Petrarch's and Shakespeare's Sonnets - Ovidian Influences in The Sonnets

Ovidian Influences in The Sonnets

Ovid's completion of the Metamorphoses ensured that, as he puts it, part of him will survive the death of his own body. The phrasing at the end of the Metamorphoses, in the account of Hercules’ transfiguration upon Oeta and the likening of poetic achievement to spiritual transcendence captures some of the most extravagant claims that western culture has made for such achievement.

Ovid was a uniquely important influence of Petrarch. Among the Ovidian texts to which Petrarch was attracted was one of those that Shakespeare fancied, and he gives it almost exactly Shakespeare’s spin.

Laura, left behind in France, is his better part; even at a great distance she commands his heart and voice. Indeed, in making it impossible for him to be silent, she is his Muse; Petrarch turns out to be the historical link between the newer meaning of Ovid’s theory of his “better half” and its original one. In the speech that Petrarch gives when he receives the laurel crown on the Capitoline Hill he invokes the conclusion to the Metamorphoses straightforwardly as a proof for his thesis about the nobility of poetic fame, and taken together the two citations define one of the most innovative and influential twists that he gives to the tradition of fin’ amors: this poet’s love for his lady is, by design, all but indistinguishable from his literary ambition, his love of the laurel crown. The symbolic focus of that coincidence is the story of Daphne’s transformation into Apollo’s tree. Petrarch made the story in the Metamorphoses the dominant myth of the longest poem in the sequence, Canzoniere 23. This poem is a virtuoso sequence of a half dozen Ovidian myths, from Apollo and Daphne to Actaeon and Diana, offered up as figuration of the poet’s own subjective experience; it has become known as the canzone della metamorfosi, a sustained “lyricization of epic materials,” which effectively rewrites Ovid’s long poem as erotic and professional autobiography.

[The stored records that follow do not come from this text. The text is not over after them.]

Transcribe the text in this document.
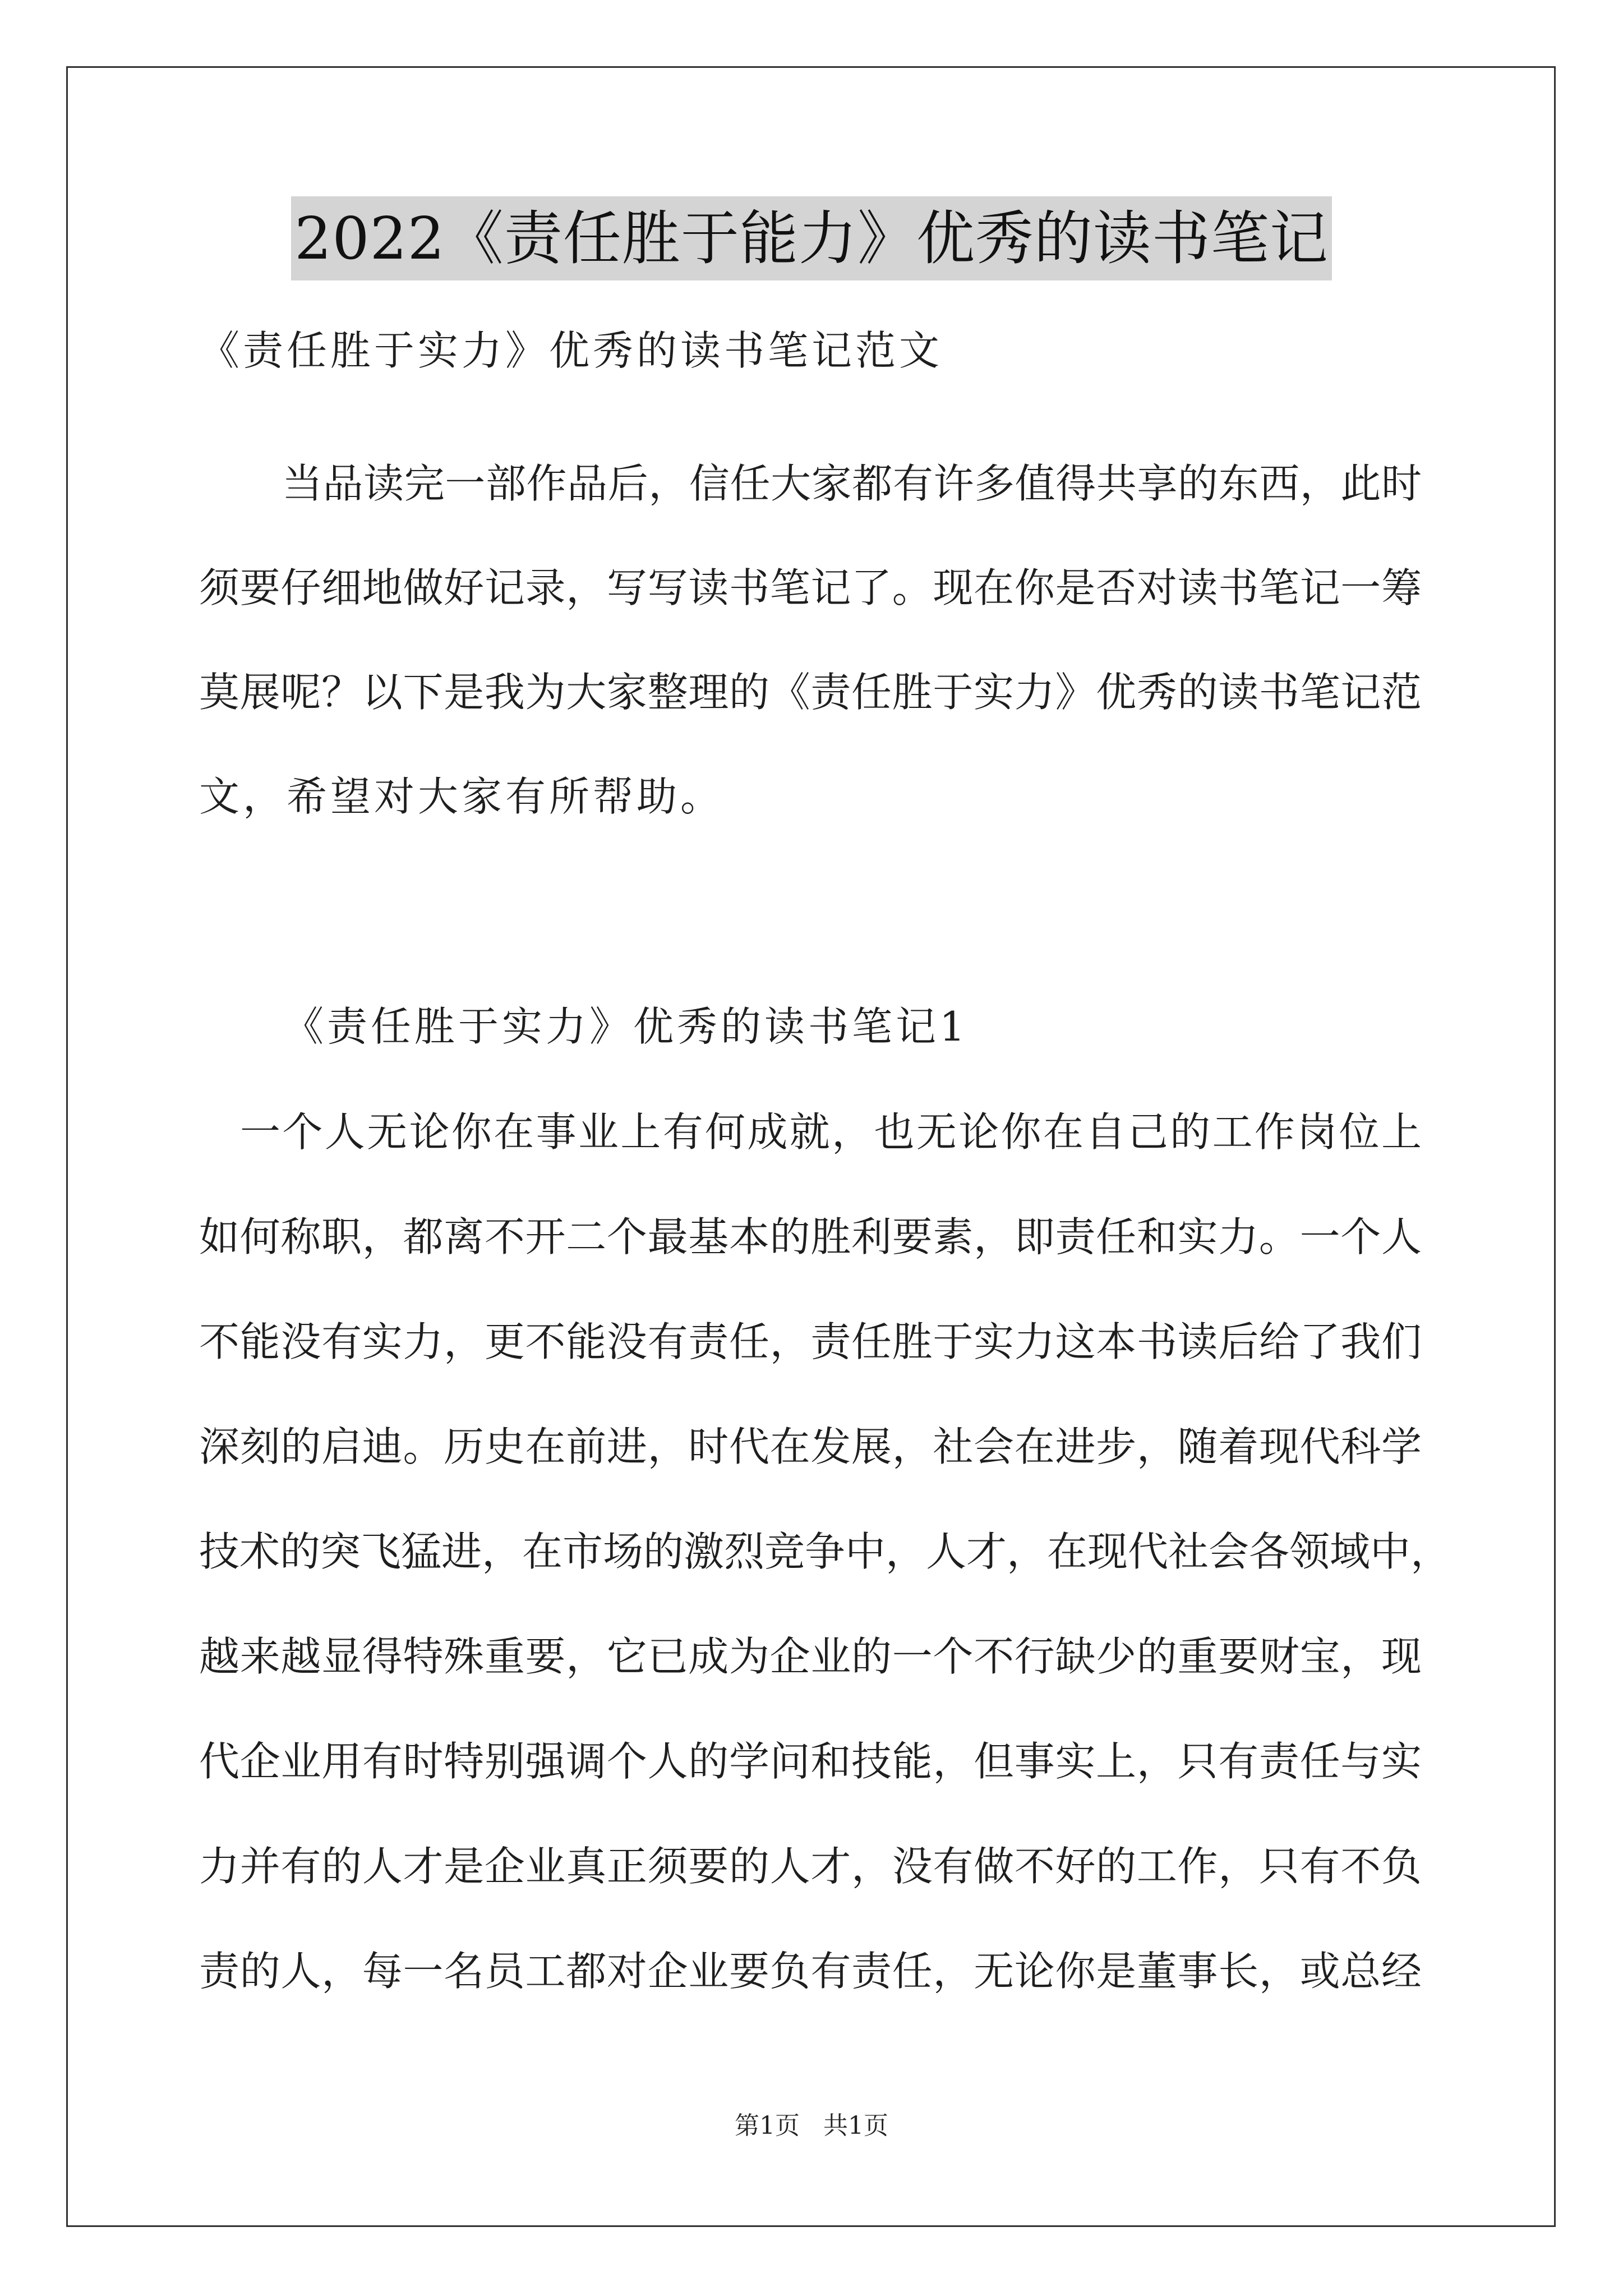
2022《责任胜于能力》优秀的读书笔记
《责任胜于实力》优秀的读书笔记范文
当品读完一部作品后，信任大家都有许多值得共享的东西，此时
须要仔细地做好记录，写写读书笔记了。现在你是否对读书笔记一筹
莫展呢？以下是我为大家整理的《责任胜于实力》优秀的读书笔记范
文，希望对大家有所帮助。
《责任胜于实力》优秀的读书笔记1
一个人无论你在事业上有何成就，也无论你在自己的工作岗位上
如何称职，都离不开二个最基本的胜利要素，即责任和实力。一个人
不能没有实力，更不能没有责任，责任胜于实力这本书读后给了我们
深刻的启迪。历史在前进，时代在发展，社会在进步，随着现代科学
技术的突飞猛进，在市场的激烈竞争中，人才，在现代社会各领域中，
越来越显得特殊重要，它已成为企业的一个不行缺少的重要财宝，现
代企业用有时特别强调个人的学问和技能，但事实上，只有责任与实
力并有的人才是企业真正须要的人才，没有做不好的工作，只有不负
责的人，每一名员工都对企业要负有责任，无论你是董事长，或总经
第1页 共1页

This incorporation of the Metamorphoses into lyricism has momentous consequences for the following history of Petrarchanism, whereas poets such as Pierre de Ronsard and Barnabe Barnes, used each of the Ovidian myths as a figure for achieved sexual intercourse. Within the lyric sequence, such evocations play against the expectation of female unattainability, which is also one of Petrarch’s legacies, and contribute powerfully to Petrarchanism’s reputation for shameless and often bizarre sensuality.

We find this phrase’s English equivalent twice in Shakespeare’s Sonnets. In neither case, however, is the context the same as that of Ovid’s. Shakespeare makes such boasts in the Sonnets, and they owe much to Ovidian precedent; but this particular phrase has migrated into different territory, the lover’s affirmation of a transcendent dependence on the beloved. Ovid never writes this way of Corinna in his Amores, where she is only an occasional longing; it is unmistakably his desire, not her merit that animates the Amores. Shakespeare, however, regards the beloved object highly as the all-inclusive focus. Indeed, justification of the lover’s existence marks the decisive new start for European love poetry in the thirteenth century.

Despite Shakespeare’s interest in and references of Ovid in his Sonnets, the second decade of the seventeenth century brought about a departure from the Ovidian territory that Renaissance sonneteering had cultivated. Shakespeare tended to ban mythology from his Sonnets. Of the few mythological allusions Shakespeare incorporates into the sonnets, seldom are they depicted in the same way Ovid depicts them in his Metamorphoses. In Sonnet 53, Adonis is paired with Helen as an exemplar of human beauty (53.5, 7); Mars’ name appears, though not Venus (55.7); ‘heavie Saturne’ laughs and dances with ‘proud pide Aprill’ (98.2-4); the nightingale is called Philomel (102.7) and the phoenix is mentioned (19.4). In the procreation sonnets, a reference to the myth of Narcissus is clearly intended by Shakespeare.

Moreover, the latter half of the Sonnets depicts less flesh in the form of seduction. In the dark lady poems, the seduction has already succeeded; its consequences are overwhelmingly shame and anger. Desire in the young man is of a different order, intense but also idealized and Platonic in a way which male Petrarchists writing about women often attempt but seldom achieve. Shakespeare calls his young man "sweet boy" (108, 5) and alludes occasionally to "rosie lips and cheeks" (116, 9), but is otherwise restrained and abstract.